To solve this problem, let's break it down into steps:
Step 1: Calculate the interest earned from the initial investment.
The interest earned from the initial investment of $5,000 at 3.5% per year can be calculated using the formula for simple interest:
\text{{Interest}} = \text{{Principal}} \times \text{{Rate}} \times \text{{Time}}
where Principal is the initial investment, Rate is the interest rate, and Time is the number of years.
\text{{Interest}} = \$5,000 \times 0.035 \times 1
\text{{Interest}} = \$175
Step 2: Determine the total amount that needs to be invested.

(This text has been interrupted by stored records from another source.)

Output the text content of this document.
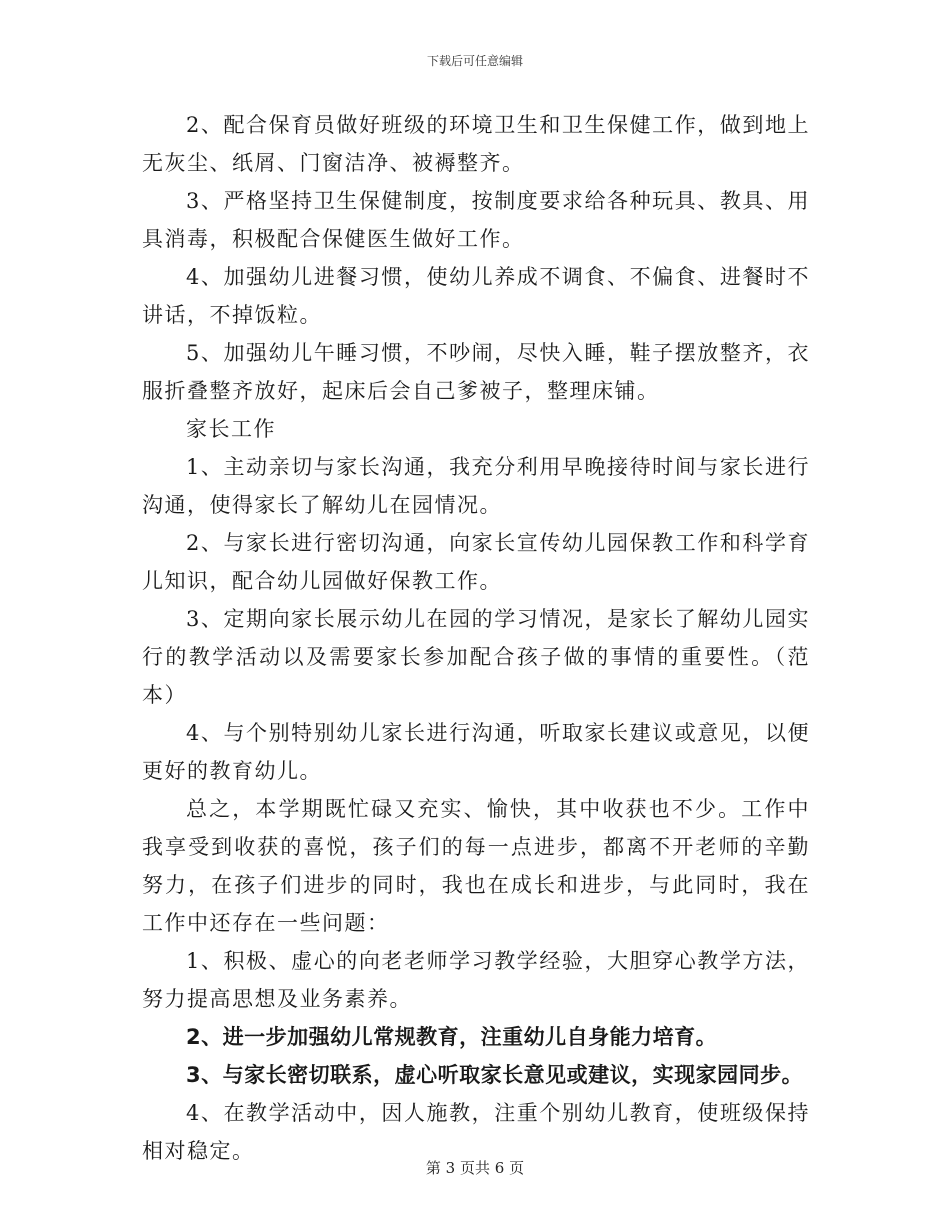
下载后可任意编辑

2、配合保育员做好班级的环境卫生和卫生保健工作，做到地上无灰尘、纸屑、门窗洁净、被褥整齐。

3、严格坚持卫生保健制度，按制度要求给各种玩具、教具、用具消毒，积极配合保健医生做好工作。

4、加强幼儿进餐习惯，使幼儿养成不调食、不偏食、进餐时不讲话，不掉饭粒。

5、加强幼儿午睡习惯，不吵闹，尽快入睡，鞋子摆放整齐，衣服折叠整齐放好，起床后会自己爹被子，整理床铺。

家长工作

1、主动亲切与家长沟通，我充分利用早晚接待时间与家长进行沟通，使得家长了解幼儿在园情况。

2、与家长进行密切沟通，向家长宣传幼儿园保教工作和科学育儿知识，配合幼儿园做好保教工作。

3、定期向家长展示幼儿在园的学习情况，是家长了解幼儿园实行的教学活动以及需要家长参加配合孩子做的事情的重要性。（范本）

4、与个别特别幼儿家长进行沟通，听取家长建议或意见，以便更好的教育幼儿。

总之，本学期既忙碌又充实、愉快，其中收获也不少。工作中我享受到收获的喜悦，孩子们的每一点进步，都离不开老师的辛勤努力，在孩子们进步的同时，我也在成长和进步，与此同时，我在工作中还存在一些问题：

1、积极、虚心的向老老师学习教学经验，大胆穿心教学方法，努力提高思想及业务素养。

2、进一步加强幼儿常规教育，注重幼儿自身能力培育。

3、与家长密切联系，虚心听取家长意见或建议，实现家园同步。

4、在教学活动中，因人施教，注重个别幼儿教育，使班级保持相对稳定。

第 3 页共 6 页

Since we want the interest earned each year to be 4% of the total amount invested, we can set up the following equation:
0.04 \times \text{{Total Amount}} = \$175
Divide both sides of the equation by 0.04 to solve for the total amount:
\text{{Total Amount}} = \frac{{\$175}}{{0.04}}
\text{{Total Amount}} = \$4375
Step 3: Calculate the additional amount that needs to be invested.
Since we already have an initial investment of $5,000, we need to calculate the additional amount that needs to be invested to reach a total amount of $4,375.
\text{{Additional Amount}} = \text{{Total Amount}} - \text{{Initial Investment}}
\text{{Additional Amount}} = \$4375 - \$5000
\text{{Additional Amount}} = -\$625
Answer: To ensure that the interest each year is 4% of the total amount invested, an additional amount of $625 must be invested at a simple interest rate of 5% per year.